BLOUNT COUNTY, Tenn. — For Kasey Bland and her family, Lanier Elementary School is so much more than a building.
"My dad actually graduated there when it was a high school. I was there from kindergarten through eighth, and now my daughter is in first grade there," she told 10News. "They really care about the students."
Generations of Maryville families have attended the school.
"I's not just about education. I mean, we're a community," said Misty Quall, an alumna and current parent at Lanier Elementary. "It would devastate a lot of families here if they closed Lanier."
Blount County Mayor Ed Mitchell said both the county and the district have tough financial decisions to make because of a loss of revenue during the pandemic.
"If we’ve learned anything at all, we’ve seen that the brick and mortar costs need a hard look," Mitchell wrote on Facebook. "The costs we accrue for the upkeep of a building – can be used for our kids and teachers."
He specifically noted that the county could save nearly $1 million by opting not to fix the septic system at Lanier Elementary, which he says is only at 60 percent capacity.
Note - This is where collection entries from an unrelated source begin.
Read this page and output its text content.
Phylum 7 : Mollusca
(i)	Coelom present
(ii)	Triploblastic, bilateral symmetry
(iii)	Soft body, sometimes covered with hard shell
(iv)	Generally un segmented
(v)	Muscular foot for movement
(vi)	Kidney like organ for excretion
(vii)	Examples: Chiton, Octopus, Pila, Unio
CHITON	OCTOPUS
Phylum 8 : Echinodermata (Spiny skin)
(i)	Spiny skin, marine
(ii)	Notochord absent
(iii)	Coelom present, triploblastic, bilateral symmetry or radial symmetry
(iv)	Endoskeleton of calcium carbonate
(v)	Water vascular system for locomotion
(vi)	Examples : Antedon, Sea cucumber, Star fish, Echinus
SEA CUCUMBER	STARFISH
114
The students would be reassigned to nearby schools.
"Our School Board has an opportunity to show whether they care about our Blount County kids or not," Mitchell wrote. "They say it's a hard decision to decide to close a school. Well, I say there's a lot of hard decisions being made by businesses and citizens across this county every day because of the unknown."
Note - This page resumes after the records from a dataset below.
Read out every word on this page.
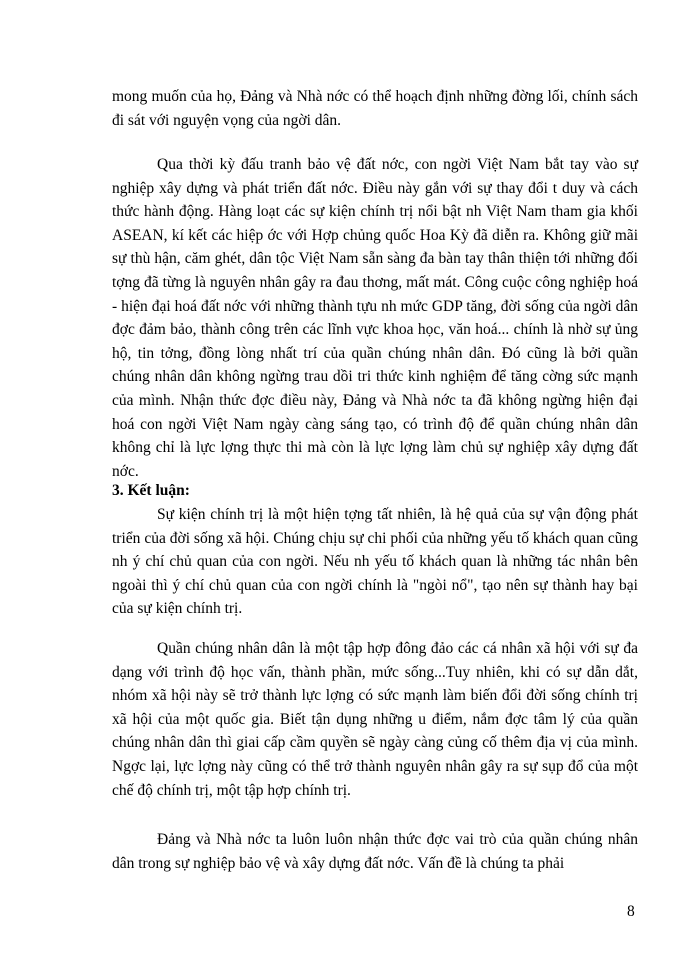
mong muốn của họ, Đảng và Nhà nớc có thể hoạch định những đờng lối, chính sách đi sát với nguyện vọng của ngời dân.

Qua thời kỳ đấu tranh bảo vệ đất nớc, con ngời Việt Nam bắt tay vào sự nghiệp xây dựng và phát triển đất nớc. Điều này gắn với sự thay đổi t duy và cách thức hành động. Hàng loạt các sự kiện chính trị nổi bật nh Việt Nam tham gia khối ASEAN, kí kết các hiệp ớc với Hợp chủng quốc Hoa Kỳ đã diễn ra. Không giữ mãi sự thù hận, căm ghét, dân tộc Việt Nam sẵn sàng đa bàn tay thân thiện tới những đối tợng đã từng là nguyên nhân gây ra đau thơng, mất mát. Công cuộc công nghiệp hoá - hiện đại hoá đất nớc với những thành tựu nh mức GDP tăng, đời sống của ngời dân đợc đảm bảo, thành công trên các lĩnh vực khoa học, văn hoá... chính là nhờ sự ủng hộ, tin tởng, đồng lòng nhất trí của quần chúng nhân dân. Đó cũng là bởi quần chúng nhân dân không ngừng trau dồi tri thức kinh nghiệm để tăng cờng sức mạnh của mình. Nhận thức đợc điều này, Đảng và Nhà nớc ta đã không ngừng hiện đại hoá con ngời Việt Nam ngày càng sáng tạo, có trình độ để quần chúng nhân dân không chỉ là lực lợng thực thi mà còn là lực lợng làm chủ sự nghiệp xây dựng đất nớc.

3. Kết luận:

Sự kiện chính trị là một hiện tợng tất nhiên, là hệ quả của sự vận động phát triển của đời sống xã hội. Chúng chịu sự chi phối của những yếu tố khách quan cũng nh ý chí chủ quan của con ngời. Nếu nh yếu tố khách quan là những tác nhân bên ngoài thì ý chí chủ quan của con ngời chính là "ngòi nổ", tạo nên sự thành hay bại của sự kiện chính trị.

Quần chúng nhân dân là một tập hợp đông đảo các cá nhân xã hội với sự đa dạng với trình độ học vấn, thành phần, mức sống...Tuy nhiên, khi có sự dẫn dắt, nhóm xã hội này sẽ trở thành lực lợng có sức mạnh làm biến đổi đời sống chính trị xã hội của một quốc gia. Biết tận dụng những u điểm, nắm đợc tâm lý của quần chúng nhân dân thì giai cấp cầm quyền sẽ ngày càng củng cố thêm địa vị của mình. Ngợc lại, lực lợng này cũng có thể trở thành nguyên nhân gây ra sự sụp đổ của một chế độ chính trị, một tập hợp chính trị.

Đảng và Nhà nớc ta luôn luôn nhận thức đợc vai trò của quần chúng nhân dân trong sự nghiệp bảo vệ và xây dựng đất nớc. Vấn đề là chúng ta phải

8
Any decision to close or rezone schools would have to be made by the Blount County School Board. On Friday, they wrote that they are focused on supporting students and families.
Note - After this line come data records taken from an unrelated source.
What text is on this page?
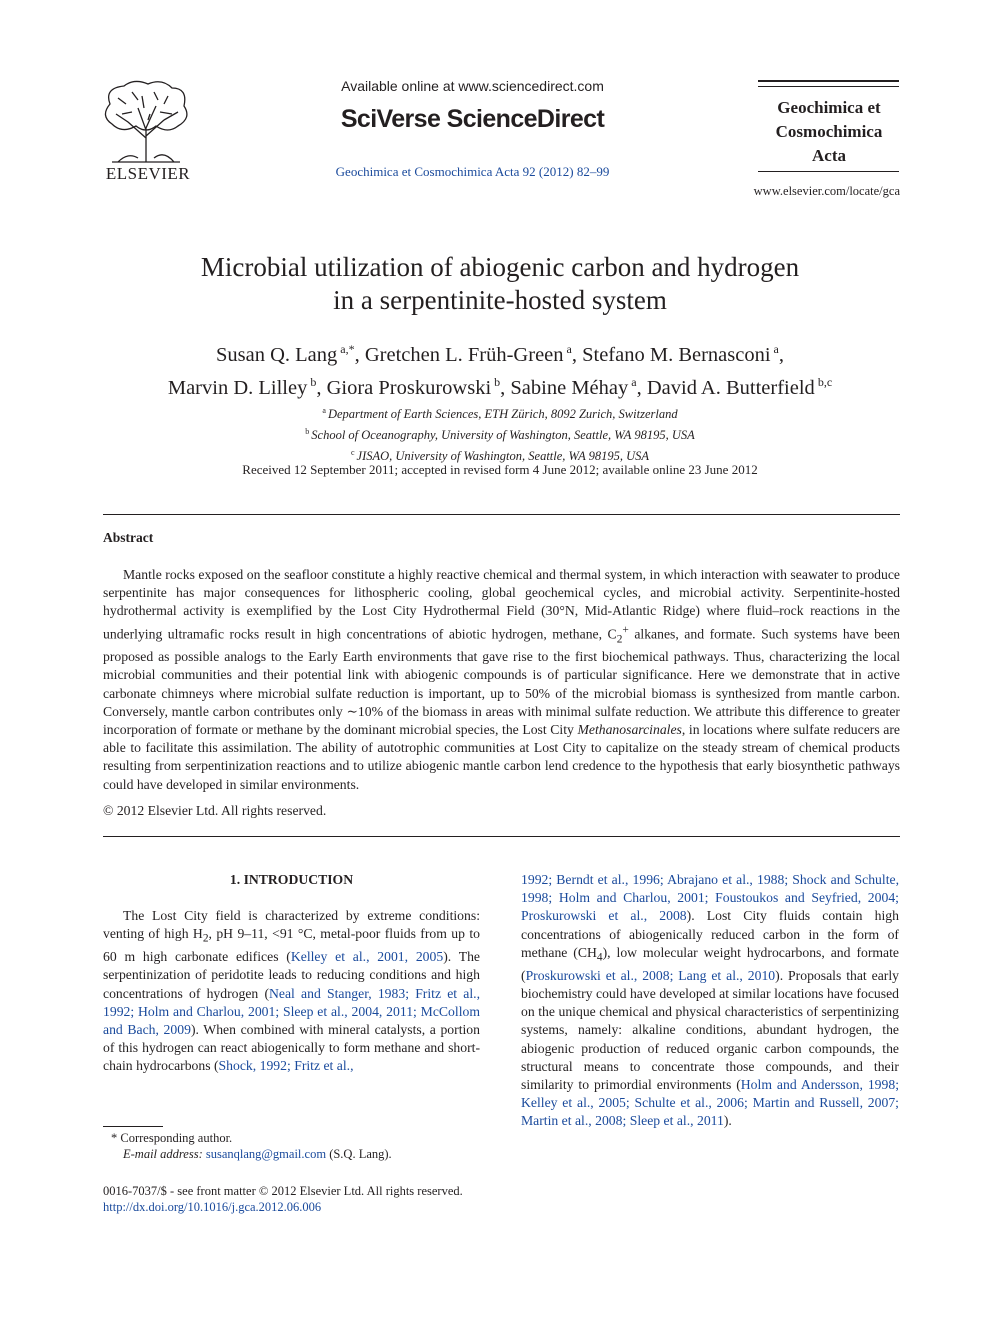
ELSEVIER
Available online at www.sciencedirect.com
SciVerse ScienceDirect
Geochimica et Cosmochimica Acta 92 (2012) 82–99
Geochimica et
Cosmochimica
Acta
www.elsevier.com/locate/gca
Microbial utilization of abiogenic carbon and hydrogen
in a serpentinite-hosted system
Susan Q. Lang $^{a,*}$, Gretchen L. Früh-Green $^a$, Stefano M. Bernasconi $^a$,
Marvin D. Lilley $^b$, Giora Proskurowski $^b$, Sabine Méhay $^a$, David A. Butterfield $^{b,c}$
$^a$ Department of Earth Sciences, ETH Zürich, 8092 Zurich, Switzerland
$^b$ School of Oceanography, University of Washington, Seattle, WA 98195, USA
$^c$ JISAO, University of Washington, Seattle, WA 98195, USA
Received 12 September 2011; accepted in revised form 4 June 2012; available online 23 June 2012
Abstract
Mantle rocks exposed on the seafloor constitute a highly reactive chemical and thermal system, in which interaction with seawater to produce serpentinite has major consequences for lithospheric cooling, global geochemical cycles, and microbial activity. Serpentinite-hosted hydrothermal activity is exemplified by the Lost City Hydrothermal Field (30°N, Mid-Atlantic Ridge) where fluid–rock reactions in the underlying ultramafic rocks result in high concentrations of abiotic hydrogen, methane, $C_2^+$ alkanes, and formate. Such systems have been proposed as possible analogs to the Early Earth environments that gave rise to the first biochemical pathways. Thus, characterizing the local microbial communities and their potential link with abiogenic compounds is of particular significance. Here we demonstrate that in active carbonate chimneys where microbial sulfate reduction is important, up to 50% of the microbial biomass is synthesized from mantle carbon. Conversely, mantle carbon contributes only ∼10% of the biomass in areas with minimal sulfate reduction. We attribute this difference to greater incorporation of formate or methane by the dominant microbial species, the Lost City Methanosarcinales, in locations where sulfate reducers are able to facilitate this assimilation. The ability of autotrophic communities at Lost City to capitalize on the steady stream of chemical products resulting from serpentinization reactions and to utilize abiogenic mantle carbon lend credence to the hypothesis that early biosynthetic pathways could have developed in similar environments.
© 2012 Elsevier Ltd. All rights reserved.
1. INTRODUCTION
The Lost City field is characterized by extreme conditions: venting of high $H_2$, pH 9–11, <91 °C, metal-poor fluids from up to 60 m high carbonate edifices (Kelley et al., 2001, 2005). The serpentinization of peridotite leads to reducing conditions and high concentrations of hydrogen (Neal and Stanger, 1983; Fritz et al., 1992; Holm and Charlou, 2001; Sleep et al., 2004, 2011; McCollom and Bach, 2009). When combined with mineral catalysts, a portion of this hydrogen can react abiogenically to form methane and short-chain hydrocarbons (Shock, 1992; Fritz et al.,
1992; Berndt et al., 1996; Abrajano et al., 1988; Shock and Schulte, 1998; Holm and Charlou, 2001; Foustoukos and Seyfried, 2004; Proskurowski et al., 2008). Lost City fluids contain high concentrations of abiogenically reduced carbon in the form of methane $(CH_4)$, low molecular weight hydrocarbons, and formate (Proskurowski et al., 2008; Lang et al., 2010). Proposals that early biochemistry could have developed at similar locations have focused on the unique chemical and physical characteristics of serpentinizing systems, namely: alkaline conditions, abundant hydrogen, the abiogenic production of reduced organic carbon compounds, the structural means to concentrate those compounds, and their similarity to primordial environments (Holm and Andersson, 1998; Kelley et al., 2005; Schulte et al., 2006; Martin and Russell, 2007; Martin et al., 2008; Sleep et al., 2011).
* Corresponding author.
E-mail address: susanqlang@gmail.com (S.Q. Lang).
0016-7037/$ - see front matter © 2012 Elsevier Ltd. All rights reserved.
http://dx.doi.org/10.1016/j.gca.2012.06.006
"Our leadership committee is reviewing options related to continuing to serve students and families using the Lanier school building in the fall of 2020 through implementation of increased safety measures," the school district said. "These options when considered and approved by Blount County Board of Education will be released to the community."
But parents and students fear that'll affect the rest of the district too.
"When you talk about reassigning 300 to 400 children to a different school, it's not just that easy," Angie Valpatic said. "We're going to influence other schools to become overcrowded with other children."
Plus, they say Lanier Elementary is a special place — one that can't be recreated easily.
"Lanier isn't just a school, it's a family," Angie Valpatic said. "Closing Lanier is not the solution."